I am saddened, lonely, and feel like there was nothing I could do. To which, I accept and understand that she is no longer in pain. I miss her dearly, but I also feel happy that she lived a fast ride until the end. I did not watch her deteriorate and fall apart over time. I am so happy to have had you, thank you for being by my side, being loyal and always under my foot. I am sorry, I didn't find out sooner. 

You slipped from my hands under the best care possible. I was by your side just like you did for me for so many years. I was the last thing you saw before passing on, feeling at ease I hope for something out of my control. 

In the days that passed, we have cried, laughed and shared stories. People have called, stopped by and have expressed their love and missing you as well. 

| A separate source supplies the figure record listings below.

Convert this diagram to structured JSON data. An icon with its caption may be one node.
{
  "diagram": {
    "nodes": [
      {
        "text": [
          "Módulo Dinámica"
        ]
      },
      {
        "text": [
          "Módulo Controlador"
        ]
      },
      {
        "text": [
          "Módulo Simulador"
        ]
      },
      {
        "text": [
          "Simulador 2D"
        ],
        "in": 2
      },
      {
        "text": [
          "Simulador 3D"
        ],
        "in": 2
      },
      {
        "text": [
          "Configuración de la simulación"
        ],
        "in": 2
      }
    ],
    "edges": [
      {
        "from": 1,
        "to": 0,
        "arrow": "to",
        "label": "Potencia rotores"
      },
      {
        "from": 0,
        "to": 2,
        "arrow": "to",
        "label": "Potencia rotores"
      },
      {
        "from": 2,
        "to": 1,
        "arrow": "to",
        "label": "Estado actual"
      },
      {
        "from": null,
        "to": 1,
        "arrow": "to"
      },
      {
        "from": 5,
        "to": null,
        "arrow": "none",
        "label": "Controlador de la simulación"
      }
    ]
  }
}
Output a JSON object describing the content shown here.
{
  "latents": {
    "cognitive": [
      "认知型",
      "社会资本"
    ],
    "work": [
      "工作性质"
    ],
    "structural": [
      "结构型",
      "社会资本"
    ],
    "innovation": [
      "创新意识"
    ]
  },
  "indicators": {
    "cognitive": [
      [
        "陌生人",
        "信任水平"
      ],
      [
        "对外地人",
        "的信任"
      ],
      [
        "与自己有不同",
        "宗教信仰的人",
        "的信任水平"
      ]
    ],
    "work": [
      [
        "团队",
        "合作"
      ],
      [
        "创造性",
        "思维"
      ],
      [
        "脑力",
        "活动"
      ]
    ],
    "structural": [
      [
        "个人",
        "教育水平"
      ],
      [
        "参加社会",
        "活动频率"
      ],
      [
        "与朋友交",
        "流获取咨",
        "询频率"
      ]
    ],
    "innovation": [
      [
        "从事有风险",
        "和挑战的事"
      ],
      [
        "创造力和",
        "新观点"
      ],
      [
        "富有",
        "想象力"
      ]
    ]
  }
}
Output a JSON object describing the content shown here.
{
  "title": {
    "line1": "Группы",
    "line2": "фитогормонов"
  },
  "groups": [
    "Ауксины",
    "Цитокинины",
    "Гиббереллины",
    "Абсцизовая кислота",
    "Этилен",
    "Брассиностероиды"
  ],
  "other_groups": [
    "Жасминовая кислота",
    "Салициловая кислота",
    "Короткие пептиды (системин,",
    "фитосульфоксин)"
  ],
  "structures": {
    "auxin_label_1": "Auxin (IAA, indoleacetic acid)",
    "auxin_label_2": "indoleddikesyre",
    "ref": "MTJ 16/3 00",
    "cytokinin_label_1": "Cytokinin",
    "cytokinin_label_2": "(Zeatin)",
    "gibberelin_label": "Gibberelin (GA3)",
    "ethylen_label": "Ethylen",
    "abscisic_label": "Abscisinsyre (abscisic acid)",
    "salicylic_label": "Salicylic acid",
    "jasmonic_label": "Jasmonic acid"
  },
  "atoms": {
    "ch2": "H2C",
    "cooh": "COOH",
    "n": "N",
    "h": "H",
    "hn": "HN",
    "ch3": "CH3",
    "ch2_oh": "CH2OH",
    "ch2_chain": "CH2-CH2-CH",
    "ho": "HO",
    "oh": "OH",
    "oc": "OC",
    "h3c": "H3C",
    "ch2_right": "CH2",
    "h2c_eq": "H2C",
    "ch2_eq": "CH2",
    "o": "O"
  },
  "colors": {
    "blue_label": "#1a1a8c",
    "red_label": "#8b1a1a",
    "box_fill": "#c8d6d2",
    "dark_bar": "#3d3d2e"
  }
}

I love you and miss you G'mork.


----------



## mike4625 (Apr 25, 2018)

Sorry for your loss, she was a beautiful dog


----------



## sebrench (Dec 2, 2014)

She was gorgeous. I'm so sorry for your unexpected loss. It is always heartbreaking.


----------



## Chuck94! (Feb 8, 2018)

Such a sweet girl. Thank you for the tribute. These always make me cry. RIP Nikki


----------



## Aly (May 26, 2011)

Beautiful girl; sounds like she had a wonderful life with you. Hold onto those memories. My condolences.


----------



## tim_s_adams (Aug 9, 2017)

Wonderful tribute to a beautiful dog! Heartfelt condolences, losing them quickly is both a shock and a sort of blessing. RIP Nikki!


----------



## ksotto333 (Aug 3, 2011)

I'm so sorry, such an important part of our lives. What an amazingly beautiful girl. Peace be with you.


----------



## readaboutdogs (Jul 8, 2001)

Very nice tribute to your pretty girl. Rest in peace Nikki, peace to you.


----------